At Barnard College last week, protests against Israel erupted, and Columbia associate professor Shai Davidai is speaking out against students and faculty.
Davidai told Fox News Digital, “The recent protests we witnessed, including the violent takeover of a hall at Barnard, are part of the same movement that began on Oct. 12, 2023. Hatred and extremism do not disappear on their own. If left unchecked, they persist.”
The latest demonstrations were sparked by the expulsion of two students who reportedly disrupted a Columbia University class in January by distributing flyers containing offensive and antisemitic content.

Anti-Israel protesters demonstrated at Barnard College in February 2025. (Getty; X)

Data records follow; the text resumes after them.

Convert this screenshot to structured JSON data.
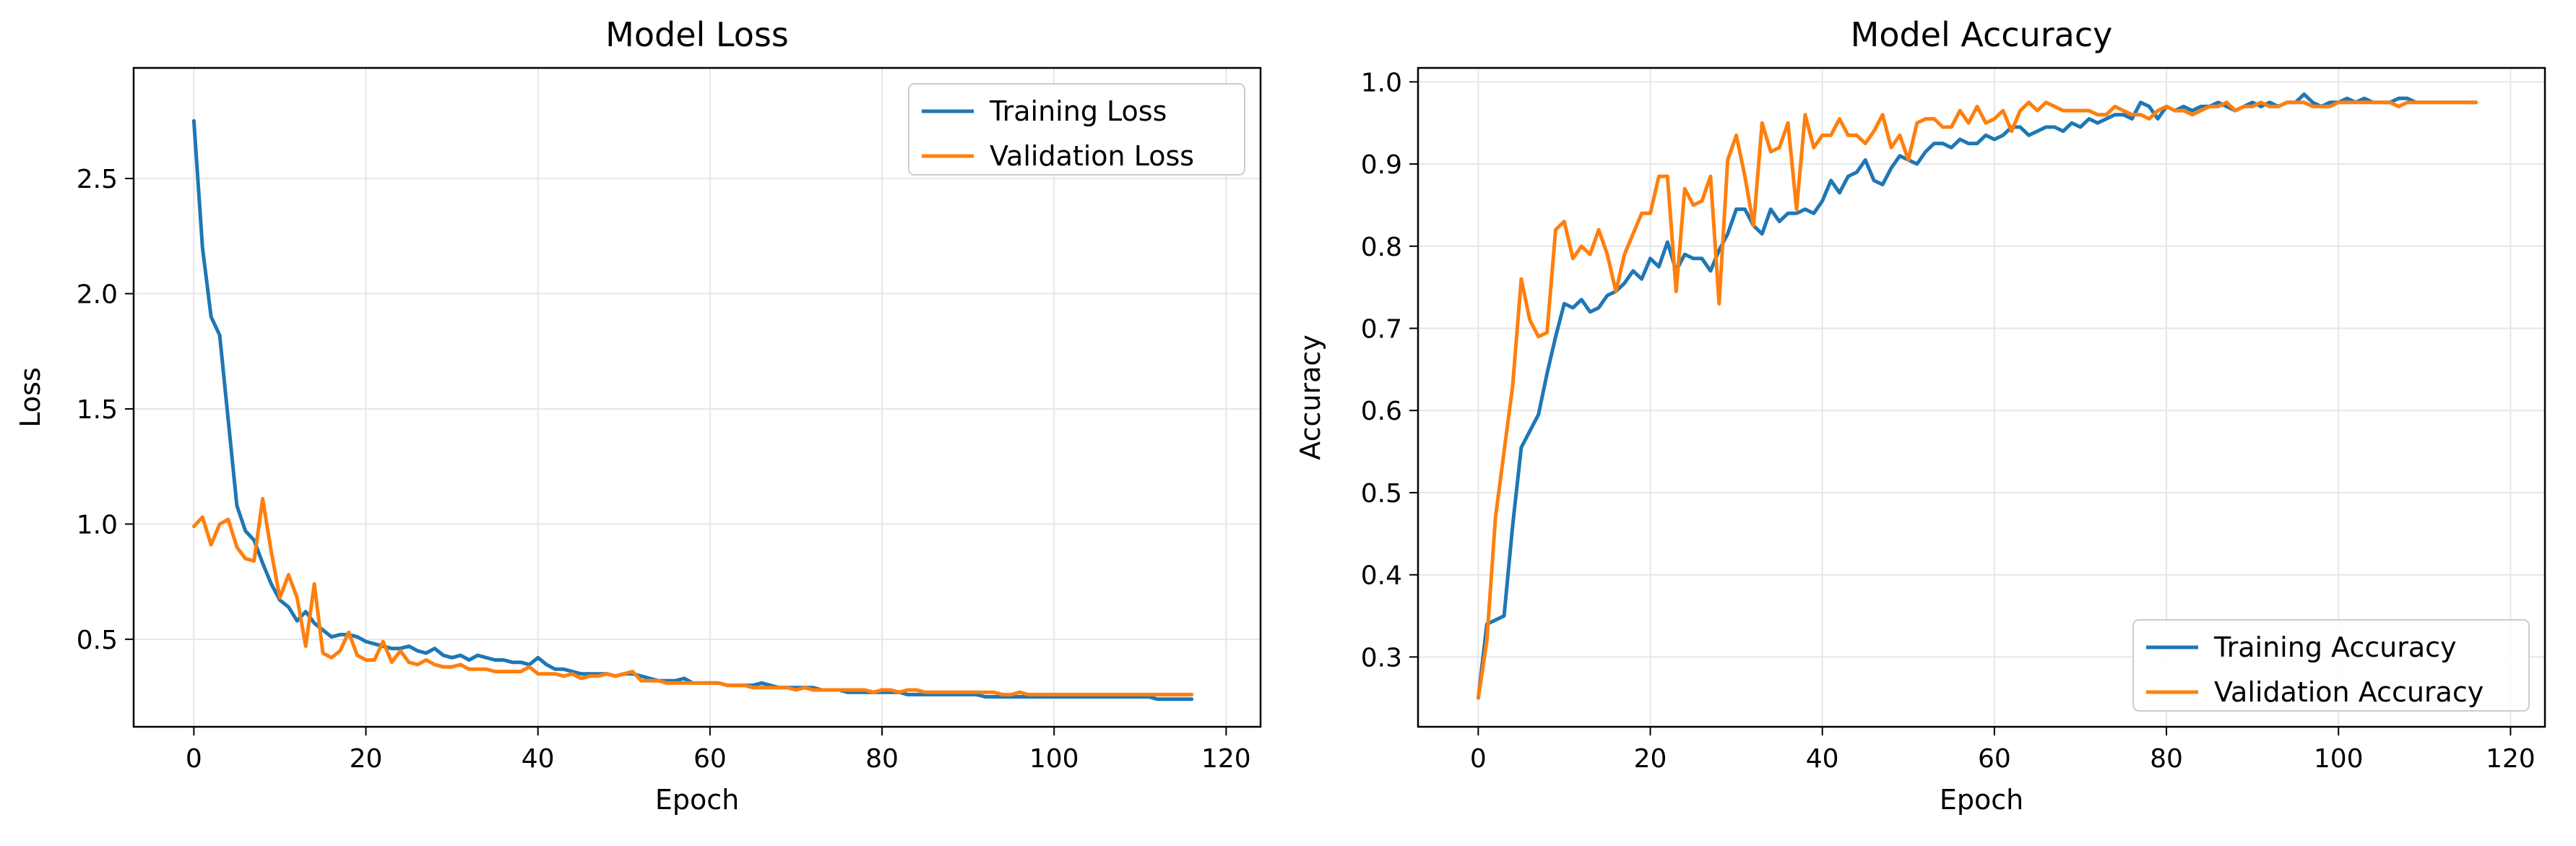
{
  "chart_data": [
    {
      "type": "line",
      "title": "Model Loss",
      "xlabel": "Epoch",
      "ylabel": "Loss",
      "xlim": [
        -7,
        124
      ],
      "ylim": [
        0.12,
        2.98
      ],
      "xticks": [
        0,
        20,
        40,
        60,
        80,
        100,
        120
      ],
      "yticks": [
        0.5,
        1.0,
        1.5,
        2.0,
        2.5
      ],
      "ytick_labels": [
        "0.5",
        "1.0",
        "1.5",
        "2.0",
        "2.5"
      ],
      "grid": true,
      "legend_position": "top-right",
      "series": [
        {
          "name": "Training Loss",
          "color": "#1f77b4",
          "values": [
            2.75,
            2.2,
            1.9,
            1.82,
            1.45,
            1.08,
            0.97,
            0.93,
            0.83,
            0.74,
            0.67,
            0.64,
            0.58,
            0.62,
            0.57,
            0.54,
            0.51,
            0.52,
            0.52,
            0.51,
            0.49,
            0.48,
            0.47,
            0.46,
            0.46,
            0.47,
            0.45,
            0.44,
            0.46,
            0.43,
            0.42,
            0.43,
            0.41,
            0.43,
            0.42,
            0.41,
            0.41,
            0.4,
            0.4,
            0.39,
            0.42,
            0.39,
            0.37,
            0.37,
            0.36,
            0.35,
            0.35,
            0.35,
            0.35,
            0.34,
            0.35,
            0.35,
            0.34,
            0.33,
            0.32,
            0.32,
            0.32,
            0.33,
            0.31,
            0.31,
            0.31,
            0.31,
            0.3,
            0.3,
            0.3,
            0.3,
            0.31,
            0.3,
            0.29,
            0.29,
            0.29,
            0.29,
            0.29,
            0.28,
            0.28,
            0.28,
            0.27,
            0.27,
            0.27,
            0.27,
            0.27,
            0.27,
            0.27,
            0.26,
            0.26,
            0.26,
            0.26,
            0.26,
            0.26,
            0.26,
            0.26,
            0.26,
            0.25,
            0.25,
            0.25,
            0.25,
            0.25,
            0.25,
            0.25,
            0.25,
            0.25,
            0.25,
            0.25,
            0.25,
            0.25,
            0.25,
            0.25,
            0.25,
            0.25,
            0.25,
            0.25,
            0.25,
            0.24,
            0.24,
            0.24,
            0.24,
            0.24
          ]
        },
        {
          "name": "Validation Loss",
          "color": "#ff7f0e",
          "values": [
            0.99,
            1.03,
            0.91,
            1.0,
            1.02,
            0.9,
            0.85,
            0.84,
            1.11,
            0.88,
            0.68,
            0.78,
            0.68,
            0.47,
            0.74,
            0.44,
            0.42,
            0.45,
            0.53,
            0.43,
            0.41,
            0.41,
            0.49,
            0.4,
            0.45,
            0.4,
            0.39,
            0.41,
            0.39,
            0.38,
            0.38,
            0.39,
            0.37,
            0.37,
            0.37,
            0.36,
            0.36,
            0.36,
            0.36,
            0.38,
            0.35,
            0.35,
            0.35,
            0.34,
            0.35,
            0.33,
            0.34,
            0.34,
            0.35,
            0.34,
            0.35,
            0.36,
            0.32,
            0.32,
            0.32,
            0.31,
            0.31,
            0.31,
            0.31,
            0.31,
            0.31,
            0.31,
            0.3,
            0.3,
            0.3,
            0.29,
            0.29,
            0.29,
            0.29,
            0.29,
            0.28,
            0.29,
            0.28,
            0.28,
            0.28,
            0.28,
            0.28,
            0.28,
            0.28,
            0.27,
            0.28,
            0.28,
            0.27,
            0.28,
            0.28,
            0.27,
            0.27,
            0.27,
            0.27,
            0.27,
            0.27,
            0.27,
            0.27,
            0.27,
            0.26,
            0.26,
            0.27,
            0.26,
            0.26,
            0.26,
            0.26,
            0.26,
            0.26,
            0.26,
            0.26,
            0.26,
            0.26,
            0.26,
            0.26,
            0.26,
            0.26,
            0.26,
            0.26,
            0.26,
            0.26,
            0.26,
            0.26
          ]
        }
      ]
    },
    {
      "type": "line",
      "title": "Model Accuracy",
      "xlabel": "Epoch",
      "ylabel": "Accuracy",
      "xlim": [
        -7,
        124
      ],
      "ylim": [
        0.215,
        1.017
      ],
      "xticks": [
        0,
        20,
        40,
        60,
        80,
        100,
        120
      ],
      "yticks": [
        0.3,
        0.4,
        0.5,
        0.6,
        0.7,
        0.8,
        0.9,
        1.0
      ],
      "ytick_labels": [
        "0.3",
        "0.4",
        "0.5",
        "0.6",
        "0.7",
        "0.8",
        "0.9",
        "1.0"
      ],
      "grid": true,
      "legend_position": "bottom-right",
      "series": [
        {
          "name": "Training Accuracy",
          "color": "#1f77b4",
          "values": [
            0.25,
            0.34,
            0.345,
            0.35,
            0.46,
            0.555,
            0.575,
            0.595,
            0.645,
            0.69,
            0.73,
            0.725,
            0.735,
            0.72,
            0.725,
            0.74,
            0.745,
            0.755,
            0.77,
            0.76,
            0.785,
            0.775,
            0.805,
            0.77,
            0.79,
            0.785,
            0.785,
            0.77,
            0.795,
            0.815,
            0.845,
            0.845,
            0.825,
            0.815,
            0.845,
            0.83,
            0.84,
            0.84,
            0.845,
            0.84,
            0.855,
            0.88,
            0.865,
            0.885,
            0.89,
            0.905,
            0.88,
            0.875,
            0.895,
            0.91,
            0.905,
            0.9,
            0.915,
            0.925,
            0.925,
            0.92,
            0.93,
            0.925,
            0.925,
            0.935,
            0.93,
            0.935,
            0.945,
            0.945,
            0.935,
            0.94,
            0.945,
            0.945,
            0.94,
            0.95,
            0.945,
            0.955,
            0.95,
            0.955,
            0.96,
            0.96,
            0.955,
            0.975,
            0.97,
            0.955,
            0.97,
            0.965,
            0.97,
            0.965,
            0.97,
            0.97,
            0.975,
            0.97,
            0.965,
            0.97,
            0.975,
            0.97,
            0.975,
            0.97,
            0.975,
            0.975,
            0.985,
            0.975,
            0.97,
            0.975,
            0.975,
            0.98,
            0.975,
            0.98,
            0.975,
            0.975,
            0.975,
            0.98,
            0.98,
            0.975,
            0.975,
            0.975,
            0.975,
            0.975,
            0.975,
            0.975,
            0.975
          ]
        },
        {
          "name": "Validation Accuracy",
          "color": "#ff7f0e",
          "values": [
            0.25,
            0.32,
            0.47,
            0.55,
            0.63,
            0.76,
            0.71,
            0.69,
            0.695,
            0.82,
            0.83,
            0.785,
            0.8,
            0.79,
            0.82,
            0.79,
            0.745,
            0.79,
            0.815,
            0.84,
            0.84,
            0.885,
            0.885,
            0.745,
            0.87,
            0.85,
            0.855,
            0.885,
            0.73,
            0.905,
            0.935,
            0.885,
            0.825,
            0.95,
            0.915,
            0.92,
            0.95,
            0.845,
            0.96,
            0.92,
            0.935,
            0.935,
            0.955,
            0.935,
            0.935,
            0.925,
            0.94,
            0.96,
            0.92,
            0.935,
            0.905,
            0.95,
            0.955,
            0.955,
            0.945,
            0.945,
            0.965,
            0.95,
            0.97,
            0.95,
            0.955,
            0.965,
            0.94,
            0.965,
            0.975,
            0.965,
            0.975,
            0.97,
            0.965,
            0.965,
            0.965,
            0.965,
            0.96,
            0.96,
            0.97,
            0.965,
            0.96,
            0.96,
            0.955,
            0.965,
            0.97,
            0.965,
            0.965,
            0.96,
            0.965,
            0.97,
            0.97,
            0.975,
            0.965,
            0.97,
            0.97,
            0.975,
            0.97,
            0.97,
            0.975,
            0.975,
            0.975,
            0.97,
            0.97,
            0.97,
            0.975,
            0.975,
            0.975,
            0.975,
            0.975,
            0.975,
            0.975,
            0.97,
            0.975,
            0.975,
            0.975,
            0.975,
            0.975,
            0.975,
            0.975,
            0.975,
            0.975
          ]
        }
      ]
    }
  ]
}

Davidai says he has tried to engage with other faculty on the issues, but that in one case, a student intervened and pulled the other faculty member out of the conversation. He says there are “radical students” who are telling faculty “what to do and what to say.”
In addition to the faculty, Davidai sees a problem with Columbia’s leadership. He says that former Columbia University President Minouche Shafik “did not know what she was going into” and “was a coward.” He places heavier blame on Interim President Katrina Armstrong, who he says is “incompetent.”
Davidai does not think all hope is lost for Columbia and believes there is a way for the university to turn things around.
“You kick out the indoctrinaters, you kick out the professors [who] openly support Hamas and other U.S.-designated terror organizations. You kick out the students that blatantly support massacres of Jews and Israelis, and you make room for professors who want to teach and for students who want to learn.”

An anti-Israel demonstrator holds a flag on the rooftop of Hamilton Hall at Columbia University in New York on April 30, 2024. (Yuki Iwamura/Bloomberg via Getty Images)
Neither Barnard College nor Columbia University immediately responded to Fox News Digital’s requests for comment.
Barnard College and Columbia University have a storied history. Initially, Columbia was an all-male university and Barnard, an all-female school, became part of the Columbia system in 1900. The two still share academic resources and both institutions have classes that are available to Columbia and Barnard students.
On Feb. 26, Columbia tweeted out a statement saying that “the disruption of academic activities is not acceptable conduct.”
Immediately following the class disruption in January, interim President Armstrong condemned the incident in a statement, saying that the agitators’ actions went against the university’s rules. Additionally, Columbia suspended an alleged participant with ties to the university and launched an investigation.
Barnard President Laura Ann Rosenbury published an op-ed on the situation on Monday in the Chronicle of Higher Education entitled, “When Student Protest Goes Too Far.”
“This disruption was not designed to expand thinking or advance civil discourse. Instead, it was a calculated act of intimidation, with the disruptors taunting and loudly speaking over the professor, distributing antisemitic flyers, and refusing to join the discussion even when the professor graciously invited them to sit in on the class,” Rosenbury writes. She went on to say the protesters actions were “utterly at odds with our mission.”